# what plugs for stage 2 water meth on k04



## twhit17 (Jun 14, 2007)

Im running a k04 turbo with high flow mani and apr k04 100 octane file,eurojet smic,2.5 inch turbo back,etc.All bolt ons really.I installed a stage 2 devils own methanol injection kit 6 months ago.It works great but seems like i could get more out of it.Some times under heavy load in the mid range of boost(12 -20 psi) my car will spit and sputter just a tweak?Ive read that some people switch from the colder plugs back to stock for this reason.Anyone know for sure?Also if anyone can rerally tell me what size nozzle i should have?I am running the m5 one now.


----------



## [email protected] (Jan 13, 2005)

*Re: what plugs for stage 2 water meth on k04 (twhit17)*

Why not ask Devil's Own for tech support about their product?
As for the plugs, the stockers could work optimally.
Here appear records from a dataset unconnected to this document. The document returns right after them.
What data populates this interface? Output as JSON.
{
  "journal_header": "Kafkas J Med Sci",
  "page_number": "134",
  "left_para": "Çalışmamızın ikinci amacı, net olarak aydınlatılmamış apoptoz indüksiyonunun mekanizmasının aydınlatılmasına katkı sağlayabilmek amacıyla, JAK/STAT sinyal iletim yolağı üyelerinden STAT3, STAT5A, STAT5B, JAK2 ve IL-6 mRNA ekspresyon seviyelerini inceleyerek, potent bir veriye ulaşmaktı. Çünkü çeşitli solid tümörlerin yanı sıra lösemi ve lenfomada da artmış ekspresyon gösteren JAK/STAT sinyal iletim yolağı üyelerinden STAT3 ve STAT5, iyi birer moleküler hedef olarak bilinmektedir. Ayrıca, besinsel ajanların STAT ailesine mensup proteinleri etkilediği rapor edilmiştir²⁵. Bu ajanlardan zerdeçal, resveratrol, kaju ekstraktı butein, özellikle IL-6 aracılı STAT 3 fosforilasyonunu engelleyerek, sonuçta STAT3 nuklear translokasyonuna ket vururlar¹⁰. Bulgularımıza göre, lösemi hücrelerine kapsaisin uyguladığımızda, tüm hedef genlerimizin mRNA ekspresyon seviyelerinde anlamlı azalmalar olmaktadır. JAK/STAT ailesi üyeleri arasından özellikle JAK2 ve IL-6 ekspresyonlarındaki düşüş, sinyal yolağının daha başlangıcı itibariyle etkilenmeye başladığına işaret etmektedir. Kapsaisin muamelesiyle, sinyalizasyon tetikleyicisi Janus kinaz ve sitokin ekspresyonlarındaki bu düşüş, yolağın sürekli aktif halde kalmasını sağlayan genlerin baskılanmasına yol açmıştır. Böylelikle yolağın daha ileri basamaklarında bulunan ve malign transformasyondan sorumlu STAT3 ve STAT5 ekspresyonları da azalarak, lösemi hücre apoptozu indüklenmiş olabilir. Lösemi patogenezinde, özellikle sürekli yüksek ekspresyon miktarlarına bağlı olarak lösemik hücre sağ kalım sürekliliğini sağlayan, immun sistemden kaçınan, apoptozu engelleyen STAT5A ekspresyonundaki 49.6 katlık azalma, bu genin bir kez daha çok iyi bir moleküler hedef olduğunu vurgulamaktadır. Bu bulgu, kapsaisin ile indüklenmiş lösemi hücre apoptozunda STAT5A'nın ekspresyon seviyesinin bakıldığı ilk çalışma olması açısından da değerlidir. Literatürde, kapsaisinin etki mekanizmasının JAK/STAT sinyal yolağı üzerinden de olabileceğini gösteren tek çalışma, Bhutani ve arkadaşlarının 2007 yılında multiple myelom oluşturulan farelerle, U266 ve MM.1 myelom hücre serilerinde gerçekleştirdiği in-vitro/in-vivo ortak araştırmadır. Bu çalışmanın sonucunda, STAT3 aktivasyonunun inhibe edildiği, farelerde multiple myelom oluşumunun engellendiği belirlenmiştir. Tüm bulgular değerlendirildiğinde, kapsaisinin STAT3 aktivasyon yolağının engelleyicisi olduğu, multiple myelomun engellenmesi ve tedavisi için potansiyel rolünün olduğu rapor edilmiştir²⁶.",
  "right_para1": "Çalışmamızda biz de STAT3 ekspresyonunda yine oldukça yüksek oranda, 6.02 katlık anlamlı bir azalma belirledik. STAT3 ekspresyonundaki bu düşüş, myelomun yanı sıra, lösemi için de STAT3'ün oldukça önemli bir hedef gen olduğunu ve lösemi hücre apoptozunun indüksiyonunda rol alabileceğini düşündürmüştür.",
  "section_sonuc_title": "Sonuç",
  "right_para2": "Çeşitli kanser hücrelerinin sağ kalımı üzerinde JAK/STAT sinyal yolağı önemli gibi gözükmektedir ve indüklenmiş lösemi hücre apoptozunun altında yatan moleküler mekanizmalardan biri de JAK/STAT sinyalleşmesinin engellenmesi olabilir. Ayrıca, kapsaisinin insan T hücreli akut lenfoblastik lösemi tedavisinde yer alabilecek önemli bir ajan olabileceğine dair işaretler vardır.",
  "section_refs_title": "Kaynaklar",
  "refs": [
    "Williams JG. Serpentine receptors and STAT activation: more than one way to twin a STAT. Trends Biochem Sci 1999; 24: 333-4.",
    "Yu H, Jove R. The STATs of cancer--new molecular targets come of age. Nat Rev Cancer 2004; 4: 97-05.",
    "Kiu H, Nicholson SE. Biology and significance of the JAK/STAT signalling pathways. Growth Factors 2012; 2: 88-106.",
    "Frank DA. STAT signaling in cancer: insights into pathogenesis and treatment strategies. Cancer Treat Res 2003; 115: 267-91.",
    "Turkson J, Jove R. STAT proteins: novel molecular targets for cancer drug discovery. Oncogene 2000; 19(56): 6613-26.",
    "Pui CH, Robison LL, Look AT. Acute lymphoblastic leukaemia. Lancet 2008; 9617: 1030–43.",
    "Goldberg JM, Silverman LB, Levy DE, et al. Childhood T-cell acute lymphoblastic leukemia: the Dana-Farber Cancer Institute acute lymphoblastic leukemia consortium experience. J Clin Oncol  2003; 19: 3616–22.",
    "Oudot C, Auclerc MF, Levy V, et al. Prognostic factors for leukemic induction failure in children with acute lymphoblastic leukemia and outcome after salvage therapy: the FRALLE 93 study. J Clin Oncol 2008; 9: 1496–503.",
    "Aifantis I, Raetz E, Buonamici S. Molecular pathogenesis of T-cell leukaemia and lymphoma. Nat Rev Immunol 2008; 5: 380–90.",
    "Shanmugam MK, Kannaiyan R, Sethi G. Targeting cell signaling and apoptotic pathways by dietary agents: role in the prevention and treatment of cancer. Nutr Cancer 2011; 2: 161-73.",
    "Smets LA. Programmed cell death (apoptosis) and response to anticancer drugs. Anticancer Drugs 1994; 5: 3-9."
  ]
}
Swap them in and see if it helps. Also, take a look inside your ECU to see *why* the stuttering is occuring. Is it an ignition misfire or something else? Btw, your controller matches spray volume to engine load? If not... That is, if it is an on/off switch with boost, then what you're experiencing is totally normal. You can fix it by adding a load-referencing controller.


----------